Robust Generative Subspace Modeling: The Subspace \(t\) Distribution

Motivation(s)

PPCA and SFA are defined as Gaussian models hence they are susceptible to outliers. Several approaches tried to make them more robust to outliers through M-estimation methods. Even though M-estimation has a probabilistic interpretation and is effective in practice, it does not yield normalized probabilities or define a generative model for the data.

Proposed Solution(s)

The authors propose using a multivariate t-distribution as the prior.

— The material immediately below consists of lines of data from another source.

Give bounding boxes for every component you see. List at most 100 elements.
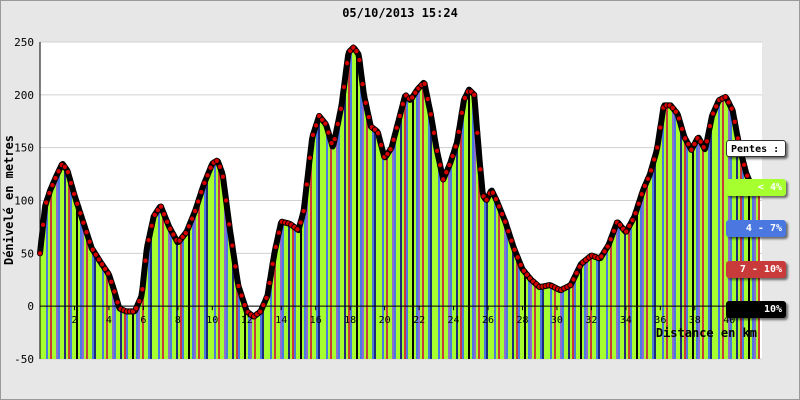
- elevation-point: [682, 135, 689, 142]
- x-tick-label: 36: [654, 315, 666, 326]
- elevation-point: [443, 169, 450, 176]
- elevation-point: [43, 199, 50, 206]
- elevation-point: [496, 203, 503, 210]
- x-tick-label: 28: [516, 315, 528, 326]
- elevation-point: [68, 180, 75, 187]
- elevation-point: [71, 191, 78, 198]
- elevation-point: [316, 112, 323, 119]
- elevation-point: [37, 250, 44, 257]
- elevation-point: [61, 163, 68, 170]
- y-tick-label: 250: [14, 36, 34, 49]
- elevation-point: [89, 246, 96, 253]
- elevation-point: [471, 91, 478, 98]
- elevation-point: [685, 141, 692, 148]
- elevation-point: [164, 218, 171, 225]
- elevation-point: [263, 294, 270, 301]
- elevation-point: [700, 144, 707, 151]
- x-tick-label: 24: [448, 315, 460, 326]
- elevation-point: [384, 151, 391, 158]
- elevation-point: [337, 105, 344, 112]
- elevation-point: [697, 138, 704, 145]
- elevation-point: [148, 222, 155, 229]
- elevation-point: [691, 141, 698, 148]
- elevation-point: [80, 219, 87, 226]
- elevation-point: [40, 221, 47, 228]
- elevation-point: [511, 246, 518, 253]
- elevation-point: [136, 298, 143, 305]
- elevation-point: [644, 175, 651, 182]
- elevation-point: [706, 123, 713, 130]
- elevation-point: [424, 96, 431, 103]
- legend-item-7-10: 7 - 10%: [726, 261, 786, 278]
- elevation-point: [489, 189, 496, 196]
- elevation-point: [520, 267, 527, 274]
- elevation-point: [570, 276, 577, 283]
- elevation-point: [731, 118, 738, 125]
- elevation-point: [195, 198, 202, 205]
- elevation-point: [651, 156, 658, 163]
- elevation-point: [362, 99, 369, 106]
- elevation-point: [201, 179, 208, 186]
- elevation-point: [744, 172, 751, 179]
- y-tick-label: 100: [14, 195, 34, 208]
- x-tick-label: 18: [344, 315, 356, 326]
- elevation-point: [641, 182, 648, 189]
- elevation-point: [672, 108, 679, 115]
- elevation-point: [505, 228, 512, 235]
- elevation-point: [427, 111, 434, 118]
- elevation-point: [483, 196, 490, 203]
- elevation-point: [46, 190, 53, 197]
- elevation-point: [375, 130, 382, 137]
- elevation-point: [387, 146, 394, 153]
- x-tick-label: 30: [551, 315, 563, 326]
- elevation-point: [390, 136, 397, 143]
- elevation-point: [260, 302, 267, 309]
- elevation-point: [257, 308, 264, 315]
- elevation-point: [83, 229, 90, 236]
- elevation-point: [474, 129, 481, 136]
- elevation-point: [238, 292, 245, 299]
- elevation-point: [573, 270, 580, 277]
- elevation-point: [325, 129, 332, 136]
- elevation-point: [365, 114, 372, 121]
- elevation-point: [722, 94, 729, 101]
- elevation-point: [192, 208, 199, 215]
- elevation-point: [598, 253, 605, 260]
- elevation-point: [409, 94, 416, 101]
- elevation-point: [688, 146, 695, 153]
- elevation-point: [235, 283, 242, 290]
- elevation-point: [275, 229, 282, 236]
- elevation-point: [601, 248, 608, 255]
- elevation-point: [185, 223, 192, 230]
- elevation-point: [449, 153, 456, 160]
- elevation-point: [399, 101, 406, 108]
- x-tick-label: 20: [379, 315, 391, 326]
- elevation-point: [111, 288, 118, 295]
- x-tick-label: 26: [482, 315, 494, 326]
- elevation-point: [319, 116, 326, 123]
- elevation-point: [378, 142, 385, 149]
- elevation-point: [421, 80, 428, 87]
- elevation-point: [266, 279, 273, 286]
- elevation-point: [607, 236, 614, 243]
- elevation-point: [313, 122, 320, 129]
- legend-title: Pentes :: [726, 140, 786, 157]
- elevation-point: [297, 219, 304, 226]
- elevation-point: [648, 167, 655, 174]
- elevation-point: [74, 200, 81, 207]
- y-tick-label: 50: [21, 247, 34, 260]
- elevation-point: [359, 81, 366, 88]
- elevation-point: [334, 120, 341, 127]
- elevation-point: [461, 95, 468, 102]
- x-axis-label: Distance en km: [656, 326, 757, 340]
- y-tick-label: -50: [14, 353, 34, 366]
- elevation-point: [638, 191, 645, 198]
- y-tick-label: 0: [27, 300, 34, 313]
- elevation-point: [114, 299, 121, 306]
- elevation-point: [232, 263, 239, 270]
- elevation-point: [176, 237, 183, 244]
- x-tick-label: 6: [140, 315, 146, 326]
- elevation-point: [430, 129, 437, 136]
- elevation-point: [145, 237, 152, 244]
- elevation-point: [86, 238, 93, 245]
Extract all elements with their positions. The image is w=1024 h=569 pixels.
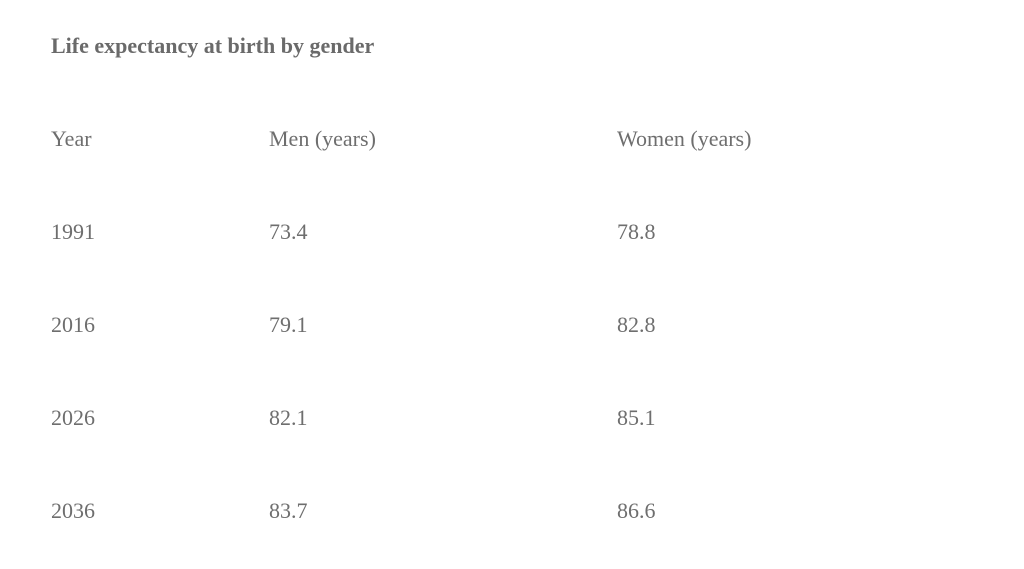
header-women: Women (years) bbox=[617, 126, 752, 151]
table-row: 1991 73.4 78.8 bbox=[51, 217, 991, 247]
cell-women: 86.6 bbox=[617, 498, 656, 523]
cell-women: 82.8 bbox=[617, 312, 656, 337]
cell-year: 2016 bbox=[51, 312, 95, 337]
header-men: Men (years) bbox=[269, 126, 376, 151]
table-header-row: Year Men (years) Women (years) bbox=[51, 124, 991, 154]
cell-year: 1991 bbox=[51, 219, 95, 244]
cell-women: 78.8 bbox=[617, 219, 656, 244]
table-row: 2036 83.7 86.6 bbox=[51, 496, 991, 526]
cell-year: 2036 bbox=[51, 498, 95, 523]
table-row: 2016 79.1 82.8 bbox=[51, 310, 991, 340]
cell-men: 73.4 bbox=[269, 219, 308, 244]
cell-men: 82.1 bbox=[269, 405, 308, 430]
chart-title: Life expectancy at birth by gender bbox=[51, 33, 375, 58]
header-year: Year bbox=[51, 126, 92, 151]
cell-women: 85.1 bbox=[617, 405, 656, 430]
cell-men: 79.1 bbox=[269, 312, 308, 337]
cell-year: 2026 bbox=[51, 405, 95, 430]
table-row: 2026 82.1 85.1 bbox=[51, 403, 991, 433]
cell-men: 83.7 bbox=[269, 498, 308, 523]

The derivation leads to a variation of the EM algorithm.

Evaluation(s)

The algorithm was compared against PPCA using synthetic 2D data points and noisy images of ants. The experiments demonstrate that PPCA incorrectly handles the noise. PPCA and SFA are limiting cases of the subspace t-distribution obtained when the degrees of freedom approach infinity. It is important to note that the M-step requires a 1D nonlinear maximization to determine the degrees of freedom.

Future Direction(s)

  • Would integrating this into neural networks do anything useful?

Question(s)

  • I’m still not sure why the Bayes Net (Figure 2) was mentioned.

Analysis

Consider using the t-distribution as a first step when noisy measurements are present. I like how natural the derivation appears as the marginalization over the observed data. It is surprising that PPCA couldn’t handle the noise specially when it advertised about it.

References

KD04

Zia Khan and Frank Dellaert. Robust generative subspace modeling: the subspace t distribution. Technical Report, Georgia Institute of Technology, 2004.